Said Miller-Lane, “We often assume as professors that the syllabus must pre-exist the arrival of the student and that the essential content pre-exists the arrival of the student. That’s a really interesting assumption to unpack, and this statement – to teach is to create a space – suggests that maybe there is something in the interaction between us that is at the heart of what learning means.

“Space for what then? If teaching is to create a space, where do we go but to John Dewey with this beautiful sentence: ‘Intelligently directed development of the possibilities inherent in ordinary experience.’ That’s what we are creating a space for. Where learning [is] acquiring abilities to engage that.”

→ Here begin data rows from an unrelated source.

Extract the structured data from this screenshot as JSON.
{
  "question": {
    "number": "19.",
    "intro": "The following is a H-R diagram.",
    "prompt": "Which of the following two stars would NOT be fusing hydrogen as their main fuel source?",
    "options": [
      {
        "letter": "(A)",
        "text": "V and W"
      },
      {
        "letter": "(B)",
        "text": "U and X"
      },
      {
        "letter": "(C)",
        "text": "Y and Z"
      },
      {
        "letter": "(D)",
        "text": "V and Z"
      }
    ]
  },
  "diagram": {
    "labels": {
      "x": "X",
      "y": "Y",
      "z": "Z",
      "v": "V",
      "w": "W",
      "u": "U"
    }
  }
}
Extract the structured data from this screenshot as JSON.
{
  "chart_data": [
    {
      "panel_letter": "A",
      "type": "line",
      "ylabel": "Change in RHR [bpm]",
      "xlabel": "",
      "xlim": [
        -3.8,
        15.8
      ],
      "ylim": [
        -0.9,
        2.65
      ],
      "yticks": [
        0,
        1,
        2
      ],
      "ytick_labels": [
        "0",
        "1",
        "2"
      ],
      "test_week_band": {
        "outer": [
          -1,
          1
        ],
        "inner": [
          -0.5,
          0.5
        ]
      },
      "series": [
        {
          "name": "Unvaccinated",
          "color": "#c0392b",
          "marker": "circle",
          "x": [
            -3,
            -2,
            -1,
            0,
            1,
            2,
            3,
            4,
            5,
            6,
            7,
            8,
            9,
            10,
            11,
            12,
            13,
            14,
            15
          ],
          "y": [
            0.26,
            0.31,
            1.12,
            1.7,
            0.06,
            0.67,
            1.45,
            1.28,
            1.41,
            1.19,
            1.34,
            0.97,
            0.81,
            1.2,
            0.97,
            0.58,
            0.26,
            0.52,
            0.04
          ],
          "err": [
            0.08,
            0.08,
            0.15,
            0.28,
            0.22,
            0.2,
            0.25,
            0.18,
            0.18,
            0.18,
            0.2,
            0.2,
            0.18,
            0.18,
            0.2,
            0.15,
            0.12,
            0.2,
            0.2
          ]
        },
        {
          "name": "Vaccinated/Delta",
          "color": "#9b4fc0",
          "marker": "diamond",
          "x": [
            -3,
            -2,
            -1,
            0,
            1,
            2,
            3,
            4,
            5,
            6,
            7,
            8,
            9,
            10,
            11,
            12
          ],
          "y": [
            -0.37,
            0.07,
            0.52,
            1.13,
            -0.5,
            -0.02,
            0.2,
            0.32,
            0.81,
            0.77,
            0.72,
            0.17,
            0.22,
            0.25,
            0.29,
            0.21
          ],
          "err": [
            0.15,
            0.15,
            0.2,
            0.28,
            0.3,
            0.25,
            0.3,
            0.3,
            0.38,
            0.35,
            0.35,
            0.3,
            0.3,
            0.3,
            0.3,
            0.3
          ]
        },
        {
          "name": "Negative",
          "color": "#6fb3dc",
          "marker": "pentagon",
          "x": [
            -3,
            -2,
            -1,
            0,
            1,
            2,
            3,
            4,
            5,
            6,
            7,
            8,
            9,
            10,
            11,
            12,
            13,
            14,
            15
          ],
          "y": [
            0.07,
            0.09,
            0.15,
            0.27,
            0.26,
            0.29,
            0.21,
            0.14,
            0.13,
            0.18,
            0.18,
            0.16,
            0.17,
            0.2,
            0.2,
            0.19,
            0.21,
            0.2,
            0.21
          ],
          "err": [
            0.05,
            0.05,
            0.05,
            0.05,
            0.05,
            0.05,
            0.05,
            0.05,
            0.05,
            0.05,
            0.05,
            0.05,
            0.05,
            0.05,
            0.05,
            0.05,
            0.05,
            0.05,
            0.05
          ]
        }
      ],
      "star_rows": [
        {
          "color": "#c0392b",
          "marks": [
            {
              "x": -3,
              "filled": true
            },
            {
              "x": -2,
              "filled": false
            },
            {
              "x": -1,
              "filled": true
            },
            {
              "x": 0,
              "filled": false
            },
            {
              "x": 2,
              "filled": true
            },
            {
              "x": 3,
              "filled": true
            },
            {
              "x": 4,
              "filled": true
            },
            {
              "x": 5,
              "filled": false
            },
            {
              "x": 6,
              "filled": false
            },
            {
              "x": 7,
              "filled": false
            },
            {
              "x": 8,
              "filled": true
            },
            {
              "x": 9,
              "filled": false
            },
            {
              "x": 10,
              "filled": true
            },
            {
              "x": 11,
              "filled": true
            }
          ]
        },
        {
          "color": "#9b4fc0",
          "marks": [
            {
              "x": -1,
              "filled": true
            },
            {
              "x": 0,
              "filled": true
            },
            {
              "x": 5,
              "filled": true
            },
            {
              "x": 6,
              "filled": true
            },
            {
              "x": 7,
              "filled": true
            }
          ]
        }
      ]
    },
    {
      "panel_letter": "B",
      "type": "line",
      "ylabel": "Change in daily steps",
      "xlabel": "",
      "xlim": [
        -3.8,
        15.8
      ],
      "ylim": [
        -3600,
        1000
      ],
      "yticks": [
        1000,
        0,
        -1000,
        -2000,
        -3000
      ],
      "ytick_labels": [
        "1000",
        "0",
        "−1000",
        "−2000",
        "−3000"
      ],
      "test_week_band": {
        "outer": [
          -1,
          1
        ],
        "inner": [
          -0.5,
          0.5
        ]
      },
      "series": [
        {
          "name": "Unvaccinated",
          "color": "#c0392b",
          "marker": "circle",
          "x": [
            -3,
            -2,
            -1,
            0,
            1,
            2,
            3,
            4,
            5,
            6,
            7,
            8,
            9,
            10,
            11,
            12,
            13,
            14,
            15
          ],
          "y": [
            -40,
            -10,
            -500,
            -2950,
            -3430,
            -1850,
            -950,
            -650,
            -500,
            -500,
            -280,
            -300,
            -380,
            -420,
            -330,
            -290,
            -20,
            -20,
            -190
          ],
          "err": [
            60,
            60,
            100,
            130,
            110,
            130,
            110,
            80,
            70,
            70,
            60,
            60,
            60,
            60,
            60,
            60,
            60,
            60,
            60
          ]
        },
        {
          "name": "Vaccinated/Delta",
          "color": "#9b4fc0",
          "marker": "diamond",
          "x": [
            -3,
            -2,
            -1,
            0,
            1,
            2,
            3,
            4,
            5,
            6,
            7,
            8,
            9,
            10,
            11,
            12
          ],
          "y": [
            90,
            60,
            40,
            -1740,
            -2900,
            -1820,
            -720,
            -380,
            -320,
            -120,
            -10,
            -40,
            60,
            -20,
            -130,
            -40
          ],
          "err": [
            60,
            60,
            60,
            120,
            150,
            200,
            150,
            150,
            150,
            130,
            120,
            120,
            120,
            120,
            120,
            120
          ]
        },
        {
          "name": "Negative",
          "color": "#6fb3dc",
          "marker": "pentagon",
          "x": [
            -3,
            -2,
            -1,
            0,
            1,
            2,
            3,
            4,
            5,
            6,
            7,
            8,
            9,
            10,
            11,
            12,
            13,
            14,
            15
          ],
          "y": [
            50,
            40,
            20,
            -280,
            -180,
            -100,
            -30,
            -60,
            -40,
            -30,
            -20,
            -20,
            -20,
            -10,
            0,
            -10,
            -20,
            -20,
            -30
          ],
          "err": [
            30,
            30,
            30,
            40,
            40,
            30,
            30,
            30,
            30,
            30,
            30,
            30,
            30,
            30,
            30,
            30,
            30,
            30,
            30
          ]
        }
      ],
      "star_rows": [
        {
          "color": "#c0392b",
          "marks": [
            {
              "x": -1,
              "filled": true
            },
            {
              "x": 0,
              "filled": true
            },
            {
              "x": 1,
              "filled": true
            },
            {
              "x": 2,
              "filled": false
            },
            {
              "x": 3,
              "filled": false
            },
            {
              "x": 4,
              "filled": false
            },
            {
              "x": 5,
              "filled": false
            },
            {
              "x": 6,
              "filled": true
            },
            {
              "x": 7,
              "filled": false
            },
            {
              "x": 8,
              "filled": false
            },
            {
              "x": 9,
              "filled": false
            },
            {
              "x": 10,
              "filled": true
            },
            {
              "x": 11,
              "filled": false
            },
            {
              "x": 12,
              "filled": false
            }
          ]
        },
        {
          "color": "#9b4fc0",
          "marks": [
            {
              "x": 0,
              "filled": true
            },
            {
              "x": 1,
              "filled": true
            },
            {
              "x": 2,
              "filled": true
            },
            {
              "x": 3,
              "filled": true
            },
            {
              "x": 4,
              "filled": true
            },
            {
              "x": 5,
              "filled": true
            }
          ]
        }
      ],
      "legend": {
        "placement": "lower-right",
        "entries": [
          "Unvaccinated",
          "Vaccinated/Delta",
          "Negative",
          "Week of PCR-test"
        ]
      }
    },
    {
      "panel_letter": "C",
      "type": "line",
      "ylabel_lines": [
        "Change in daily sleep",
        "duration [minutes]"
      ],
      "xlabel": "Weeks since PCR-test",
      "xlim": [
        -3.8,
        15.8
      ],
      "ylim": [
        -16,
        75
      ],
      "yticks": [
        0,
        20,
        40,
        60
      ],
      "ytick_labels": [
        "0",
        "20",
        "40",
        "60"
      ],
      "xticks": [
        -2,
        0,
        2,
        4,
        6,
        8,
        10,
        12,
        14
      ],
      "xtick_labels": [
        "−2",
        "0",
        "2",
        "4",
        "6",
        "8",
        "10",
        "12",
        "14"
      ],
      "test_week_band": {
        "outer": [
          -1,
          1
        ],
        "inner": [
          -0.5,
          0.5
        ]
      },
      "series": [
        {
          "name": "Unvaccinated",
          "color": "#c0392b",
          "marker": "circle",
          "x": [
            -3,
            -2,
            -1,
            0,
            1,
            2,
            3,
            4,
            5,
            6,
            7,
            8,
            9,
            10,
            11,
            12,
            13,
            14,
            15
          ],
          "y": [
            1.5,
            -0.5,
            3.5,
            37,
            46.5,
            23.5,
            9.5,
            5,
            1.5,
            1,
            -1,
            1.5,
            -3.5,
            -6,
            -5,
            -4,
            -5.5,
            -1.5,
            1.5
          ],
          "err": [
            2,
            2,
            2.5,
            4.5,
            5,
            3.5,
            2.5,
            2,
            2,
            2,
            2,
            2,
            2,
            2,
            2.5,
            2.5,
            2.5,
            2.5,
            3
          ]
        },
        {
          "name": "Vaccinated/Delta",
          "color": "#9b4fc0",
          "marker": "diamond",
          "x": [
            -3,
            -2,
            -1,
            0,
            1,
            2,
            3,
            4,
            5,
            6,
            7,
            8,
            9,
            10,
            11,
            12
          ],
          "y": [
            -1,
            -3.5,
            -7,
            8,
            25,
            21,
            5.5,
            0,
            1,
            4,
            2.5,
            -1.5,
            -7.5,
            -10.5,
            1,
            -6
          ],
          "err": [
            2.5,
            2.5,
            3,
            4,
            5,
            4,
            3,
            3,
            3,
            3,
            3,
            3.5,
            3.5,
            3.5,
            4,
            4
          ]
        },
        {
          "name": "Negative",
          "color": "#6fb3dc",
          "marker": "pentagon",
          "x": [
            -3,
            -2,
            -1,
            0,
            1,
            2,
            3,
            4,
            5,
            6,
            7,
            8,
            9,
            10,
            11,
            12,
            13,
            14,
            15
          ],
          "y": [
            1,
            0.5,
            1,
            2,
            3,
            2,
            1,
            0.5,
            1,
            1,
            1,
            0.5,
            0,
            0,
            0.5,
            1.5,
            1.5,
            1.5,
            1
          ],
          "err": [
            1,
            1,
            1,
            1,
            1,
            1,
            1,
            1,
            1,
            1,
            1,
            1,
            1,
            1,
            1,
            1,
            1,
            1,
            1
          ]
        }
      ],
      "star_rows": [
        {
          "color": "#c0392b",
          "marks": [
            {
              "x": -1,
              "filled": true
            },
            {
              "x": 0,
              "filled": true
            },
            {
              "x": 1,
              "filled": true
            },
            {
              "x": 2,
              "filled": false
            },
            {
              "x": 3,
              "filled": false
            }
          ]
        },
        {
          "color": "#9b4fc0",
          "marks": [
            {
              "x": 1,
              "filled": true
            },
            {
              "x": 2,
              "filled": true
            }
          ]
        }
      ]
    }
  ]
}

Penny Campbell, senior lecturer in dance, said, “I am an improviser. That’s the bottom line in my life, [and] what I have been doing the whole time I have been here is bringing the body into the classroom, bringing the body to the center of our inquiry and our study.”

To foster improvisation, Campbell puts her dance students into situations without actually telling them what the expectations are. (She demonstrated her point by asking the audience of faculty, students, staff, and Middlebury parents to put their arms in the air and move them around. Some people moved their arms about wildly while others were more passive. Still others declined her request. But the point of the exercise soon dawned on everyone: our bodies were front and center, and none of us knew beforehand what the outcome of the exercise would be.)

“Living on the edge of chaos is something we can learn to do. We can learn the skills of operating that way. And also, we can have faith that if we are developing this amazing system of perception that the body-mind is – a continuous, active, self-organizing system in a way – if we can learn how to use that and open it and learn how to be comfortable with it, because I think we live in a culture that’s very, very suspicious of bodies.”

Every one of us has an “enormous amount of potential as a living being to perceive and pay attention to ourselves, to our environments, to the people around us, to what is going on” in life, and Campbell probes that potential in her students through improvisation.

The panel was moderated by Professor James Calvin Davis, the associate vice president of academic affairs, and was organized by his office to further the campus-wide conversation on the future of the liberal arts.

The next program in the series called Core and Change in the Liberal Arts will be held on Thursday, Feb. 28, at 4:30 p.m. in room 220 of Bicentennial Hall. Speakers from three academic disciplines and from Library and Information Services will broach the question: How can we use emerging technologies to support Middlebury’s mission “to cultivate the intellectual, creative, physical, ethical, and social qualities essential for leadership in a rapidly changing global community?”